Nunca ninguém a visitou, nunca... nunca... e nestes nuncas rebentou em choro e lágrimas!... Nessa altura, lembrei-me da cena evangélica de Jesus com Madalena. Não chorei por vergonha e segurança, mas o choro chegou ao fundo de mim próprio.
Que está a viver com uma pastora negra. Sim, alguma mulher cismática que também nos dá lições de vida! Foi ela que me acolheu mesmo sem poder.
Que quer trabalhar! Que quer ir à escola! Que se quer libertar daquele monstro que a dominou e lhe fez os filhos! Que não pode viver sem eles, que há-de ir ao Tribunal requerer os seus direitos de mãe. Quer alugar uma casa, se eu a puder ajudar. Que deseja reconstruir a sua vida!
Ela é uma ave sem ninho a sonhar com as exigências naturais do seu estado.
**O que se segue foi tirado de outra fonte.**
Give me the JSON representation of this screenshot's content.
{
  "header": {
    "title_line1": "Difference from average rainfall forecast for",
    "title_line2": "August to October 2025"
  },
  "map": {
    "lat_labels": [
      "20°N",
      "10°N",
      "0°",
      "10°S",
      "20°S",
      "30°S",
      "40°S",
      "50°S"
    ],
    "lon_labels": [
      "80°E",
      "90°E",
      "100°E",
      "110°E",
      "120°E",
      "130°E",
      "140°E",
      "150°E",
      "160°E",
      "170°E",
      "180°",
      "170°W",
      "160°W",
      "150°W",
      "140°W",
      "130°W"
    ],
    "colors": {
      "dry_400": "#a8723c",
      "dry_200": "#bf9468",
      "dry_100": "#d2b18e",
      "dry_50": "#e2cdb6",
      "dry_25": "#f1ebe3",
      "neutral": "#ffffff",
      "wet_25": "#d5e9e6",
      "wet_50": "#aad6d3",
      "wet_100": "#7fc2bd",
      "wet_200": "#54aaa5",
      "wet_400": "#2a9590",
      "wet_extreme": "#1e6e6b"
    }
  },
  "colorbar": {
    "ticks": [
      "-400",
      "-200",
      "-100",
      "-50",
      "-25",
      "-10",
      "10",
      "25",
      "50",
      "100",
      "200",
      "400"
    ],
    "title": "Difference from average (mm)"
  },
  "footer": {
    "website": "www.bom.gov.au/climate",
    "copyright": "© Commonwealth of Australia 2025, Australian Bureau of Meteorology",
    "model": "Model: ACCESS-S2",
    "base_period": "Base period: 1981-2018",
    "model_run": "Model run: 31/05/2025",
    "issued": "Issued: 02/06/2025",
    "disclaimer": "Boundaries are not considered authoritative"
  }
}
Peguei-lhe no mandado do Tribunal, copiei-o e fui ter com um advogado, de coração e cabeça, para que veja o seu processo, verifique se está inocente e, no último caso, exigir uma indemnização ao Estado. Quem me dera!
Mesmo assim, dei-lhe confiança: que pode alugar uma casa, lhe pagarei a caução e o primeiro mês, lhe darei os electrodomésticos e mobílias e a ajudarei quanto puder.
Depois de a ver recuperada, dir-lhe-ei: — Vai em paz e não tornes a pecar. Procura o caminho do Senhor!